On mobile, it was the Android platform that was most susceptible. But, there has also been at least one iOS ransomware attack identified.
Scammers are also evolving the scheme, with new variants including deleteware, which erases important files, and doxware, which publishes important private data publicly.
The study revealed that many companies are not vetting the apps that their employees are downloading. Just over half (54%) let staff download from official app stores without checks in place.
Over a seven day period, research from IBM detected 7,000 new Android apps and 11,000 new iOS apps, with numbers of this size making it almost impossible to be sure that all new apps are safe. In fact, they often aren't.
Issues aren't just restricted to third party apps either. More than half (53%) of the companies stated that they were concerned about the dangers of insecure coding on their own in-house apps.
How Can Businesses Stay Safe?
If you want to ensure that you or your staff don't get hit with mobile malware, there are some important steps you can take to stay safe:
Update your OS – According to the survey, 57% of Android phones are running an operating system at least two full versions behind the current one. Not keeping your devices up to date makes them more vulnerable to software attacks. As hackers find new vulnerabilities, the platform holders issue patches to fix these exploits. It's a constant game of cat and mouse, which is why it's so important to keep your phone updated
Avoid dodgy apps – With the ease of creating and publishing apps, they are a target for scammers to collect your details or access your device without permission. Don't be tempted to download apps from unknown sources. Instead, stick with the official app stores, check reviews before downloading, and check with your company IT department, too.
Antivirus apps – An antivirus app can be a good way to protect your phone. Android users are far more likely to be hit with malware than users of the closed iPhone OS, and you'll find plenty of choices on the Google Play store. Make sure to go with a name your recognise, with plenty of good reviews. If you're running a business, it's smart to ensure all your staff run a security app on their business phones, managed by a central account for your company.
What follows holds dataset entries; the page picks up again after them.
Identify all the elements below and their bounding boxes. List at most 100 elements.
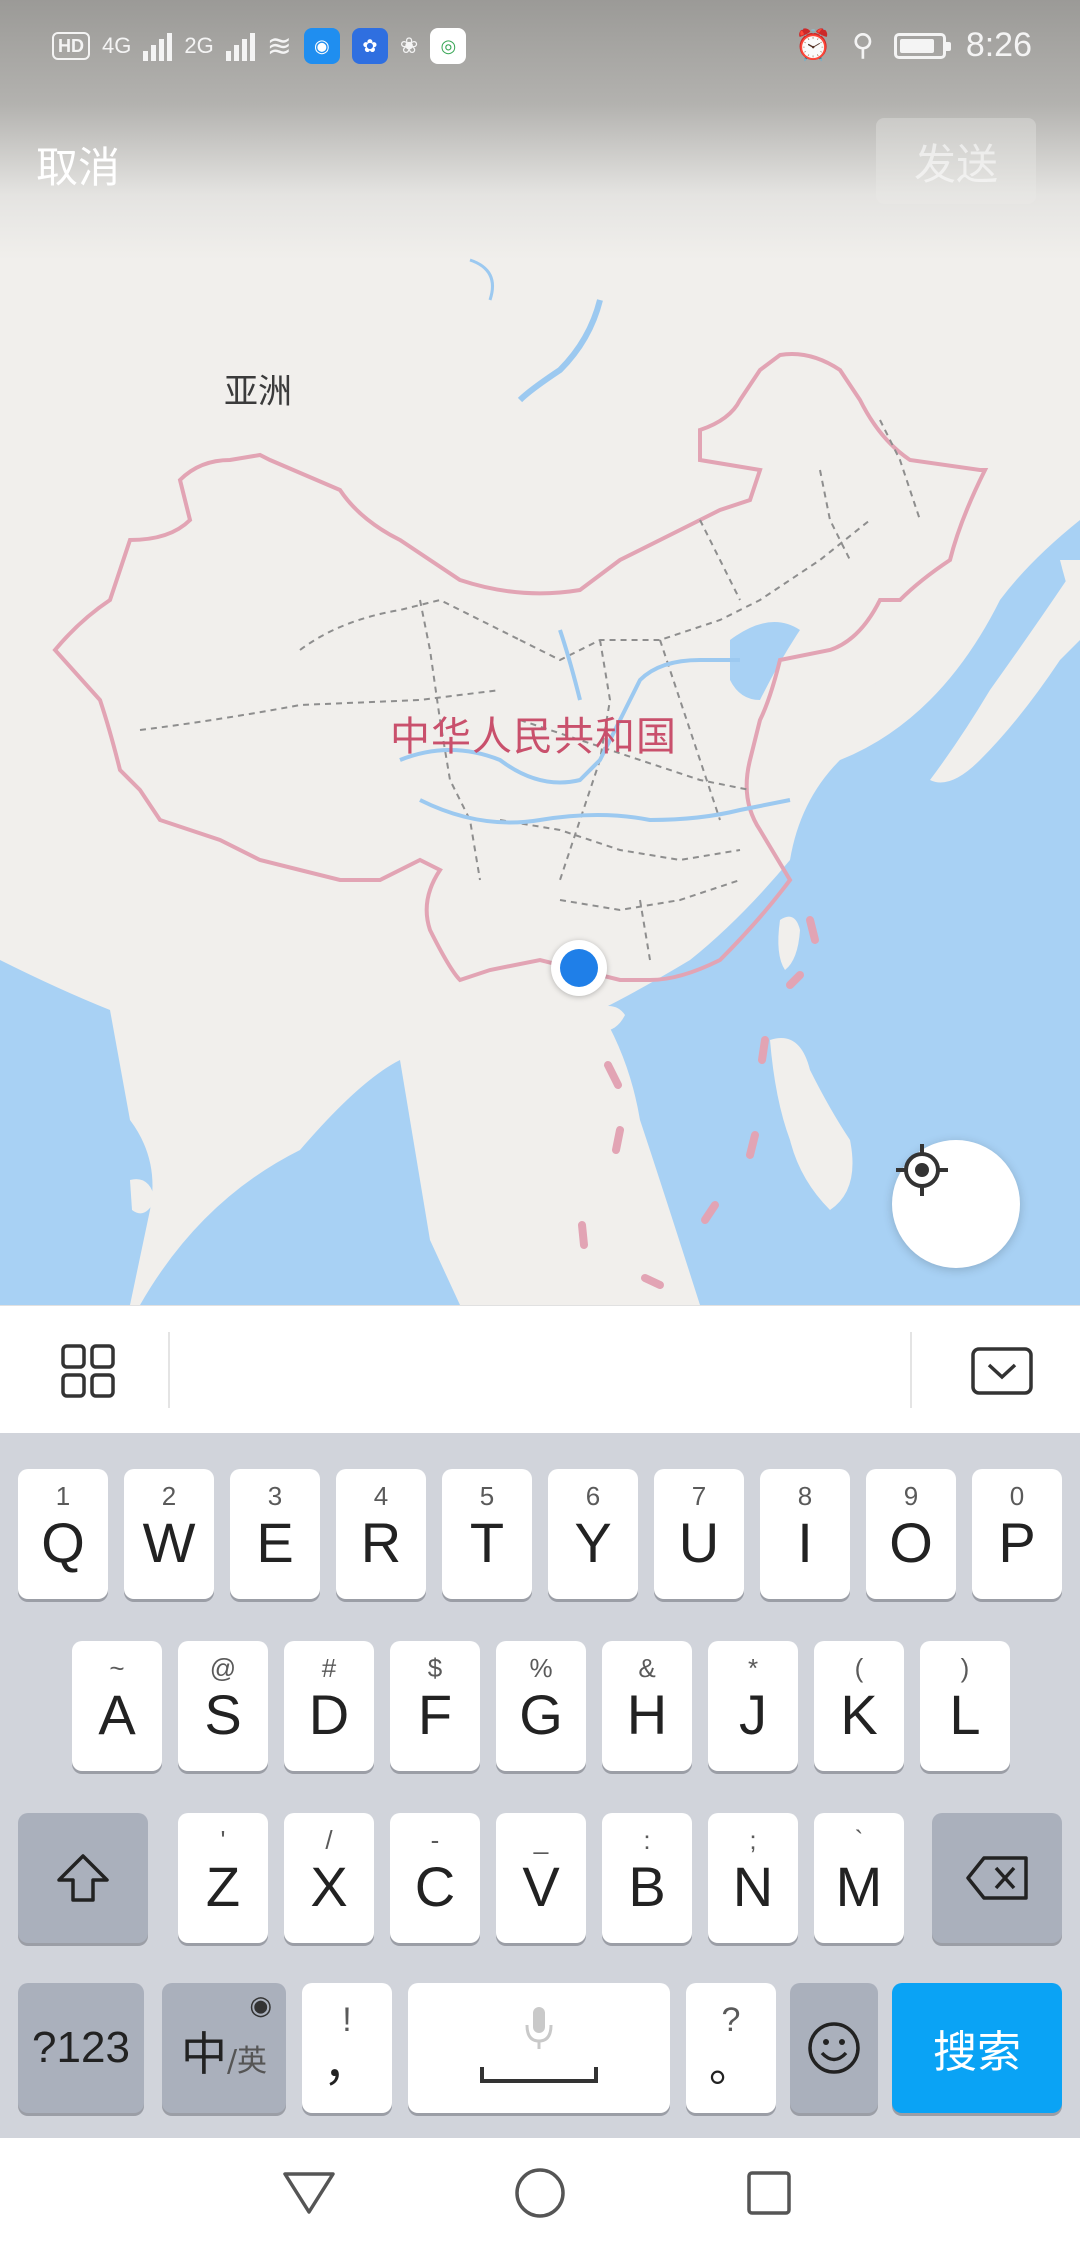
numbers-key[interactable]: ?123 — [18, 1983, 144, 2113]
space-bar-icon — [480, 2067, 598, 2083]
key-g[interactable]: % G — [496, 1641, 586, 1771]
language-switch-key[interactable]: ◉ 中 /英 — [162, 1983, 286, 2113]
key-x-label: X — [310, 1855, 348, 1918]
key-o-label: O — [889, 1511, 933, 1574]
recents-nav-button[interactable] — [734, 2158, 804, 2228]
key-n-label: N — [732, 1855, 774, 1918]
key-x-secondary: / — [325, 1825, 333, 1855]
key-c-secondary: - — [430, 1825, 440, 1855]
signal-icon — [225, 31, 255, 61]
country-label: 中华人民共和国 — [390, 714, 677, 760]
key-j-secondary: * — [747, 1653, 759, 1683]
recents-square-icon — [747, 2171, 791, 2215]
space-key[interactable] — [408, 1983, 670, 2113]
keyboard-menu-button[interactable] — [48, 1336, 128, 1406]
key-p-label: P — [998, 1511, 1036, 1574]
battery-icon — [893, 32, 951, 59]
key-k[interactable]: (K — [814, 1641, 904, 1771]
key-b[interactable]: :B — [602, 1813, 692, 1943]
key-y-secondary: 6 — [585, 1481, 601, 1511]
back-triangle-icon — [283, 2172, 335, 2214]
language-key-main: 中 — [180, 2027, 227, 2081]
period-key-main: 。 — [709, 2042, 753, 2091]
toolbar-divider — [910, 1332, 912, 1408]
key-z[interactable]: ' Z — [178, 1813, 268, 1943]
key-q[interactable]: 1Q — [18, 1469, 108, 1599]
key-p[interactable]: 0P — [972, 1469, 1062, 1599]
key-i-label: I — [797, 1511, 813, 1574]
key-t-secondary: 5 — [479, 1481, 495, 1511]
key-n-secondary: ; — [749, 1825, 757, 1855]
key-f-secondary: $ — [427, 1653, 443, 1683]
hd-badge: HD — [52, 32, 90, 60]
sim2-label: 2G — [184, 33, 214, 58]
key-y[interactable]: 6Y — [548, 1469, 638, 1599]
key-s[interactable]: @ S — [178, 1641, 268, 1771]
keyboard-toolbar — [0, 1305, 1080, 1434]
key-r-secondary: 4 — [373, 1481, 389, 1511]
key-p-secondary: 0 — [1009, 1481, 1025, 1511]
key-l[interactable]: ) L — [920, 1641, 1010, 1771]
key-h[interactable]: & H — [602, 1641, 692, 1771]
key-n[interactable]: ; N — [708, 1813, 798, 1943]
key-w[interactable]: 2W — [124, 1469, 214, 1599]
key-a-secondary: ~ — [109, 1653, 125, 1683]
key-u[interactable]: 7U — [654, 1469, 744, 1599]
shift-icon — [57, 1854, 109, 1902]
locate-me-button[interactable] — [892, 1140, 1020, 1268]
signal-icon — [143, 31, 173, 61]
period-key[interactable]: ? 。 — [686, 1983, 776, 2113]
back-nav-button[interactable] — [274, 2158, 344, 2228]
key-v[interactable]: _ V — [496, 1813, 586, 1943]
key-d-label: D — [308, 1683, 350, 1746]
comma-key[interactable]: ! ， — [302, 1983, 392, 2113]
send-button[interactable]: 发送 — [876, 118, 1036, 204]
keyboard-collapse-icon — [971, 1347, 1033, 1395]
wifi-icon: ≋ — [266, 29, 292, 63]
key-b-label: B — [628, 1855, 666, 1918]
cancel-button[interactable]: 取消 — [36, 134, 120, 195]
key-d[interactable]: # D — [284, 1641, 374, 1771]
key-k-secondary: ( — [854, 1653, 864, 1683]
baidu-app-icon: ✿ — [351, 28, 388, 64]
key-c[interactable]: -C — [390, 1813, 480, 1943]
sim1-label: 4G — [102, 33, 132, 58]
camera-app-icon: ◎ — [430, 28, 467, 64]
shift-key[interactable] — [18, 1813, 148, 1943]
key-u-label: U — [678, 1511, 720, 1574]
wifi-app-icon: ◉ — [303, 28, 340, 64]
key-k-label: K — [840, 1683, 878, 1746]
key-m[interactable]: ` M — [814, 1813, 904, 1943]
emoji-key[interactable] — [790, 1983, 878, 2113]
key-j[interactable]: * J — [708, 1641, 798, 1771]
key-a[interactable]: ~ A — [72, 1641, 162, 1771]
key-v-secondary: _ — [533, 1825, 549, 1855]
key-l-secondary: ) — [960, 1653, 970, 1683]
key-z-secondary: ' — [220, 1825, 226, 1855]
key-e-label: E — [256, 1511, 294, 1574]
key-w-secondary: 2 — [161, 1481, 177, 1511]
search-key[interactable]: 搜索 — [892, 1983, 1062, 2113]
comma-key-main: ， — [322, 2038, 371, 2091]
key-f[interactable]: $ F — [390, 1641, 480, 1771]
key-o-secondary: 9 — [903, 1481, 919, 1511]
key-e[interactable]: 3E — [230, 1469, 320, 1599]
key-r-label: R — [360, 1511, 402, 1574]
key-t[interactable]: 5T — [442, 1469, 532, 1599]
key-h-secondary: & — [638, 1653, 656, 1683]
search-key-label: 搜索 — [933, 2027, 1021, 2078]
key-i-secondary: 8 — [797, 1481, 813, 1511]
hide-keyboard-button[interactable] — [960, 1336, 1044, 1406]
status-bar: HD 4G 2G ≋ ◉ ✿ ❀ ◎ ⏰ ⚲ 8:26 — [0, 0, 1080, 98]
backspace-key[interactable] — [932, 1813, 1062, 1943]
key-s-secondary: @ — [209, 1653, 237, 1683]
key-q-secondary: 1 — [55, 1481, 71, 1511]
home-nav-button[interactable] — [505, 2158, 575, 2228]
home-circle-icon — [515, 2168, 565, 2218]
key-i[interactable]: 8I — [760, 1469, 850, 1599]
key-o[interactable]: 9O — [866, 1469, 956, 1599]
map-view[interactable]: HD 4G 2G ≋ ◉ ✿ ❀ ◎ ⏰ ⚲ 8:26 取消 发送 亚洲 中华人… — [0, 0, 1080, 1305]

Avoid public networks – Public Wi-Fi is a great service when you need to hop online, but it can be a back-door for scammers. This is especially true if you're connecting to an open (ie password-free) public Wi-Fi account you know nothing about. It's best to avoid unsecured WiFi if possible, or, use a VPN to disguise your identity and protect yourself from data-snoopers.
Be smart with passwords – No one likes coming up with dozens of unique passwords, let alone remembering them all. But, re-using the same old password over and over is a major security risk. Make sure your staff regularly change passwords, or – better yet – use a password manager.
Password managers can generate unique, secure passwords for you, and log you into accounts automatically. They're a smart way of avoiding one of the biggest security risks a business can face.